Peanut by Ayun Halliday and Paul Hoppe

Teenagers are trying to invent themselves, more than anything else: to become who they want to be, just as soon as they can figure out what that is. And how better to do that then to just announce who and what you are? Sadie decided that's what she'd do, when she started her sophomore year at a new high school: she'd start off by telling all of her new classmates about her life-threatening peanut allergy.

There was just one catch: Sadie didn't really have a peanut allergy. It was just something to make her more interesting at the new school, a way to attract attention and new friends. But a peanut allergy doesn't go away, so she was stuck with living her lie -- as long as she could.

Peanut is a graphic novel for teens, written by indy cartoonist Ayun Halliday (East Village Inky) and drawn by illustrator/cartoonist Paul Hoppe -- and, although Halliday's previous comics work (and a lot of her other books) were autobiographical, this one is purely fiction, as far as I can tell. (So many comics aimed outside of the long-underwear ghetto are memoirs these days that I won't be the only one wondering about this.)

Hoppe uses a crisp, entirely realistic style to tell this story -- mostly thin blue lines, with a splash of red for Sadie -- and Halliday's first-person narration lets Sadie tell her story in a similarly clear, direct way. Sadie finds attention -- and a new boyfriend -- with her new peanut allergy, but of course she doesn't know if she'd have those friends, and that quirky boyfriend (he sends her notes in origami and refuses to use a cellphone) without the big fake revelation.

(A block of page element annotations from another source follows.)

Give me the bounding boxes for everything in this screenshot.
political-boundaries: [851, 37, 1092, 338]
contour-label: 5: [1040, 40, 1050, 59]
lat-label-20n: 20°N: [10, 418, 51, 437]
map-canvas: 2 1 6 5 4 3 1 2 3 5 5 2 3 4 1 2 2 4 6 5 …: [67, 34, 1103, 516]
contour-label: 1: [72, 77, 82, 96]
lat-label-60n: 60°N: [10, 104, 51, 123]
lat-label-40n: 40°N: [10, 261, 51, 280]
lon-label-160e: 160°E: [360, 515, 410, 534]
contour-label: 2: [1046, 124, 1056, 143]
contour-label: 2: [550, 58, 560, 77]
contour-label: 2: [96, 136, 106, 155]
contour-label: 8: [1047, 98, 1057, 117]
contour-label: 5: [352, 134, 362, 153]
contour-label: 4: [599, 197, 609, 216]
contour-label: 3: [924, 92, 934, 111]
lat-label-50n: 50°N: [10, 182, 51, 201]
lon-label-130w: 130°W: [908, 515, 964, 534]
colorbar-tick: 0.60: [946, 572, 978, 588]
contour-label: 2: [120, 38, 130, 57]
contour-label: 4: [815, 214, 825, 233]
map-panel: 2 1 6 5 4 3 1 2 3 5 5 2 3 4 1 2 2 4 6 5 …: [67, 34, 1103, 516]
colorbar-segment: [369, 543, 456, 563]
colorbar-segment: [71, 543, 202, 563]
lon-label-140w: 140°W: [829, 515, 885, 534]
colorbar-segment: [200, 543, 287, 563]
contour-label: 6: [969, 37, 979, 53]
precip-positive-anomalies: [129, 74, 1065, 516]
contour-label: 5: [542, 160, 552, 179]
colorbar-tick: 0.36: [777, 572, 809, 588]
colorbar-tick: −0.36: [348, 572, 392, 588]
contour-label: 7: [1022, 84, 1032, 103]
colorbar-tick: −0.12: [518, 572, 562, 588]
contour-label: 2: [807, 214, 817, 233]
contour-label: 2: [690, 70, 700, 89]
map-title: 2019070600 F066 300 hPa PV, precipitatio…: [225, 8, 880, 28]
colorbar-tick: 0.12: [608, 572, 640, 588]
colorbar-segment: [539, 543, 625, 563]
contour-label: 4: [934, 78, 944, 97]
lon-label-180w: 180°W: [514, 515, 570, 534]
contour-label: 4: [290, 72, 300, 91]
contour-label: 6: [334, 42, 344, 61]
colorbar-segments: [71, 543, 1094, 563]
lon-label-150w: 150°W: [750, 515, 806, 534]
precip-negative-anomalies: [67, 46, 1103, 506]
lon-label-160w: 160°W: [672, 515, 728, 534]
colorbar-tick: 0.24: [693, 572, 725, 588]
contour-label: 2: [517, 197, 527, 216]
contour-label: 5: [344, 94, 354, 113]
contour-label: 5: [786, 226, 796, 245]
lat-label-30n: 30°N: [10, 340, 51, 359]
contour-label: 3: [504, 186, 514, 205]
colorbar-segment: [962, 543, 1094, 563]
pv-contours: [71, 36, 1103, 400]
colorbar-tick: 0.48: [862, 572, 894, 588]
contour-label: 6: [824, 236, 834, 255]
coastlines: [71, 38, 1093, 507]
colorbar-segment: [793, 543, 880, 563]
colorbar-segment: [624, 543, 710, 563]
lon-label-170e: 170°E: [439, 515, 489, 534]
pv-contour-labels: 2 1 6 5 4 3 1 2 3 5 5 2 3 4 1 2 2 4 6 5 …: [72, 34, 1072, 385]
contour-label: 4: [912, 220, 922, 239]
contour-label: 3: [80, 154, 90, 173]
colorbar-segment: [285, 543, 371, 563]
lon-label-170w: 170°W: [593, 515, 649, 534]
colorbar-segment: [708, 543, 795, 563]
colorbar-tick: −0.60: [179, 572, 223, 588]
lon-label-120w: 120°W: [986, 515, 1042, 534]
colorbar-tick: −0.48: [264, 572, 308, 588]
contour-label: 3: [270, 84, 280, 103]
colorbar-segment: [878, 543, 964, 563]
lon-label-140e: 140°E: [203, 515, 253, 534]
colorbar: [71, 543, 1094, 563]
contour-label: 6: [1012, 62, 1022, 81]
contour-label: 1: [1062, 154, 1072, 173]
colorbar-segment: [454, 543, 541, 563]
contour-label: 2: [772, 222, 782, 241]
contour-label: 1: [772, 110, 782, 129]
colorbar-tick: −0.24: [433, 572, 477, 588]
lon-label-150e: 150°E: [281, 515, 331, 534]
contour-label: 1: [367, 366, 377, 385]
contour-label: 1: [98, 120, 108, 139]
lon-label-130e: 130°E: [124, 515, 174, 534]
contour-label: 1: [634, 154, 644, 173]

Peanut is a closely observed story of modern suburban teens, with nasty queen bees, friends as devoted as only fifteen-year-olds can be, and one very conflicted teen girl at the middle of it all. It's heavily narrated by Sadie, as focused through her point of view as a traditional first-person novel would be, so the reader stays in her head (and, presumably, on her side) the whole time. The stakes aren't particularly high here -- just Sadie's honesty and happiness, though that's not nothing -- unlike so much of the popular current teen fiction. It's a bit conventional -- it doesn't go in any of the interesting directions that a more fantastical book about a lying teen girl like Justine Larbalestier's Liar does -- but it has a good heart, it tells a good story, and it looks good along the way.